Gambar baginda sang penguasa kota terpampang raksasa ditepi jalan, tersenyum lebar bebaju gamis, seolah siap berangkat tarawih, sedangkan bedug magribpun belumlah tiba waktunya. "Selamat menunaikan ibadah puasa" demikian pesan sang baginda. Ah, negeriku tercinta, bahkan para pemimpinpun bisa melucu di bulan puasa. Sayang, lucuannya tak lucu! Atau barangkali poster baginda memang salah satu bentuk propaganda supaya mereka sepersaudaraan korban kemacetan dapat lebih melatih kesabarannya selama menjalankan puasa? Hmm, poster yang menggoda untuk membatalkan puasa dengan mengumpat! Dengan banyolan wagu itu pula pemimpin kota ini memprovokasi pengguna jalan untuk lebih bersabar menghadapi ironi kota praja. Pameo ‘bukan Jakarta kalau tidak macet’ melambangkan betapa terbelakangnya pola pemikiran yang seperti antisolusi itu. Maka inilah jalanan Jakarta kita, an organized chaos it is!!
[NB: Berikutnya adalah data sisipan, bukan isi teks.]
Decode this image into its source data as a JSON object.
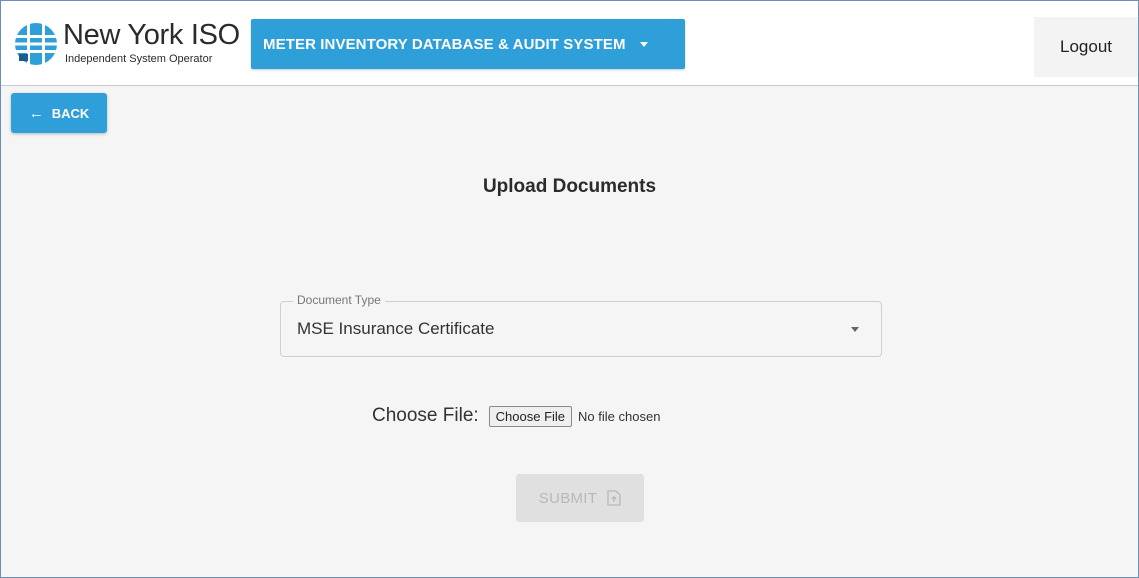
{
  "header": {
    "logo": {
      "name": "New York ISO",
      "subtitle": "Independent System Operator",
      "icon": "nyiso-globe-icon"
    },
    "app_menu": {
      "label": "METER INVENTORY DATABASE & AUDIT SYSTEM",
      "icon": "caret-down-icon"
    },
    "logout_label": "Logout"
  },
  "back_button": {
    "label": "BACK",
    "icon": "arrow-left-icon"
  },
  "page_title": "Upload Documents",
  "form": {
    "document_type": {
      "label": "Document Type",
      "value": "MSE Insurance Certificate",
      "icon": "caret-down-icon"
    },
    "file": {
      "label": "Choose File:",
      "button_label": "Choose File",
      "status": "No file chosen"
    },
    "submit": {
      "label": "SUBMIT",
      "icon": "file-upload-icon",
      "disabled": true
    }
  },
  "colors": {
    "accent": "#2e9fd8",
    "background": "#f5f5f5",
    "disabled": "#e0e0e0"
  }
}
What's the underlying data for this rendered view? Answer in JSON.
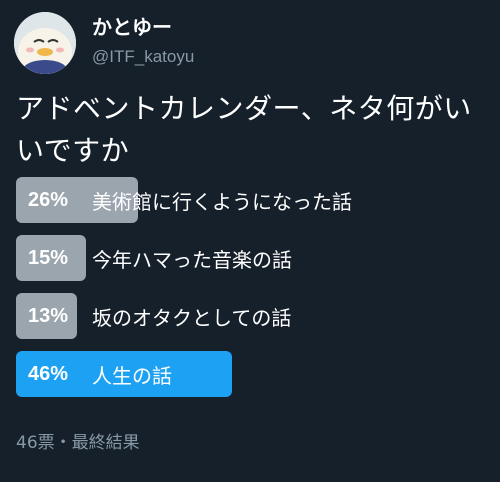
{
  "user": {
    "display_name": "かとゆー",
    "handle": "@ITF_katoyu",
    "avatar_icon": "bird-avatar-icon"
  },
  "tweet": {
    "text": "アドベントカレンダー、ネタ何がいいですか"
  },
  "poll": {
    "options": [
      {
        "percent": "26%",
        "label": "美術館に行くようになった話",
        "value": 26,
        "winner": false
      },
      {
        "percent": "15%",
        "label": "今年ハマった音楽の話",
        "value": 15,
        "winner": false
      },
      {
        "percent": "13%",
        "label": "坂のオタクとしての話",
        "value": 13,
        "winner": false
      },
      {
        "percent": "46%",
        "label": "人生の話",
        "value": 46,
        "winner": true
      }
    ],
    "footer": "46票・最終結果"
  },
  "colors": {
    "background": "#15202b",
    "bar": "#9aa5ae",
    "winner_bar": "#1da1f2",
    "secondary_text": "#8899a6"
  }
}
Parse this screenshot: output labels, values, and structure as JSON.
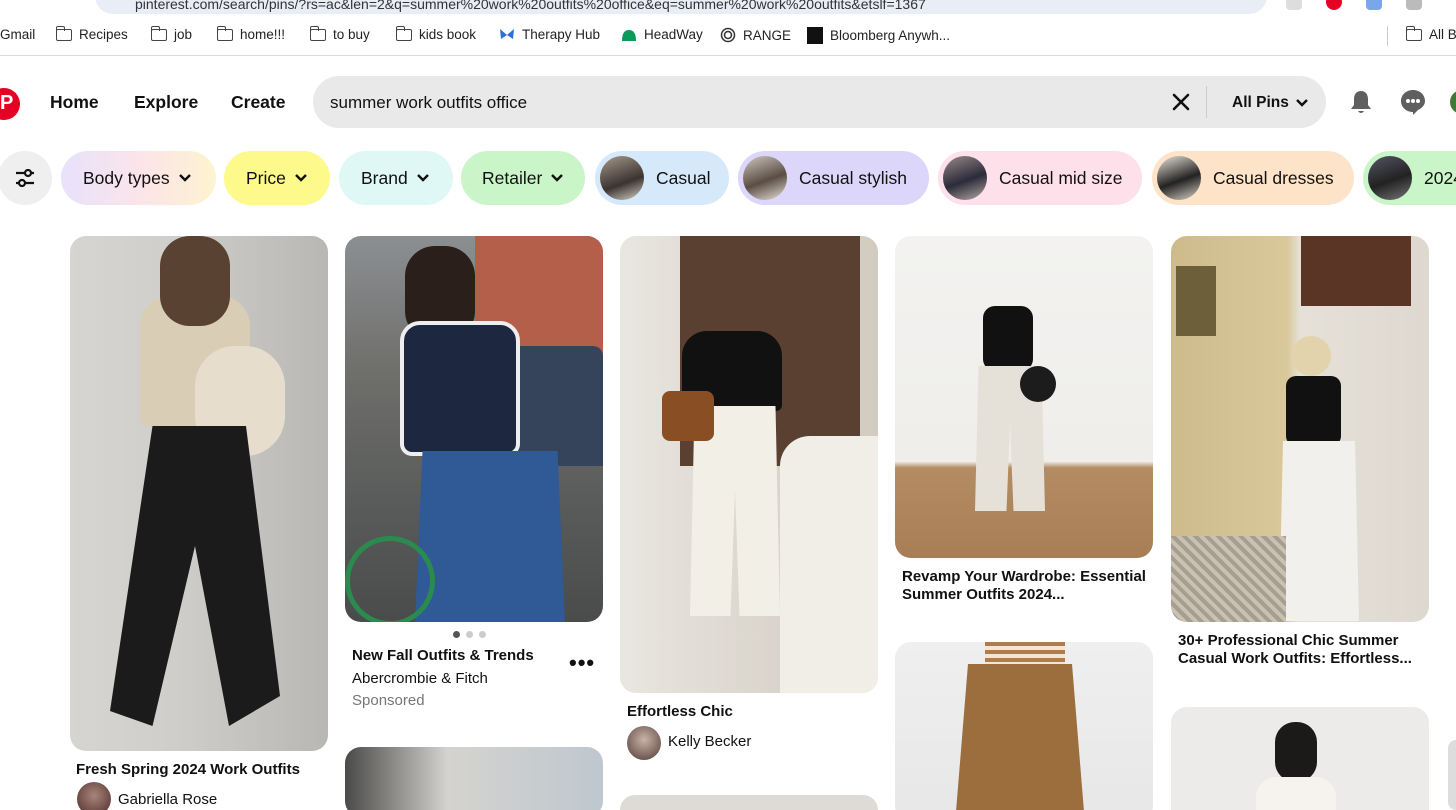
{
  "browser": {
    "url": "pinterest.com/search/pins/?rs=ac&len=2&q=summer%20work%20outfits%20office&eq=summer%20work%20outfits&etslf=1367",
    "bookmarks": [
      "Gmail",
      "Recipes",
      "job",
      "home!!!",
      "to buy",
      "kids book",
      "Therapy Hub",
      "HeadWay",
      "RANGE",
      "Bloomberg Anywh...",
      "All B"
    ]
  },
  "header": {
    "nav": [
      "Home",
      "Explore",
      "Create"
    ],
    "search_query": "summer work outfits office",
    "scope": "All Pins"
  },
  "filters": [
    {
      "label": "Body types",
      "dropdown": true,
      "color": "#f3e3e8"
    },
    {
      "label": "Price",
      "dropdown": true,
      "color": "#fdf98a"
    },
    {
      "label": "Brand",
      "dropdown": true,
      "color": "#dff8f5"
    },
    {
      "label": "Retailer",
      "dropdown": true,
      "color": "#c9f5c9"
    },
    {
      "label": "Casual",
      "dropdown": false,
      "color": "#d6e9fb"
    },
    {
      "label": "Casual stylish",
      "dropdown": false,
      "color": "#dcd6fb"
    },
    {
      "label": "Casual mid size",
      "dropdown": false,
      "color": "#fde0ea"
    },
    {
      "label": "Casual dresses",
      "dropdown": false,
      "color": "#fde3c8"
    },
    {
      "label": "2024",
      "dropdown": false,
      "color": "#c9f5c9"
    }
  ],
  "pins": [
    {
      "title": "Fresh Spring 2024 Work Outfits",
      "author": "Gabriella Rose"
    },
    {
      "title": "New Fall Outfits & Trends",
      "author": "Abercrombie & Fitch",
      "sponsored_label": "Sponsored"
    },
    {
      "title": "Effortless Chic",
      "author": "Kelly Becker"
    },
    {
      "title": "Revamp Your Wardrobe: Essential Summer Outfits 2024..."
    },
    {
      "title": "30+ Professional Chic Summer Casual Work Outfits: Effortless..."
    }
  ],
  "colors": {
    "brand": "#e60023",
    "search_bg": "#e9e9e9"
  }
}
Ketika bedug bertalu, kemacetan telah berlalu. Matahari telah benar benar pergi dari sudut mata, laju roda perlahan menepi mencari tempat akan berhenti. Warteg dekat pemakaman jadi pilihan, teh manis hangat jadi ta'jil andalan dengan bumbu penyedap keramahan sang pelayan. Dua gelas teh manis hangat dan dua batang rokok lesap sebagai hadiah kemenangan hari ini. Dua puluh lima ribu rupiah terakhir di saku celana menenangkan pikiran atas tagihan berdua. Sungguh amat membahagiakan, berbuka puasa dengan kesederhanaan; teh manis hangat warteg jamuan perayaan kemenangan bersama seorang teman seperjalanan, di ruas jalan kehidupan yang sunyi.

Rasa lapar dipertahankan, sebagai imbalan bagi mereka yang dirumah, yang telah dengan segala upaya menyiapkan hidangan untuk jamuan nanti jika yang seharian bekerja pada pulang. Jarak masih setengah perjalanan, sampai ke nanti kita berpisah sehabis pertigaan.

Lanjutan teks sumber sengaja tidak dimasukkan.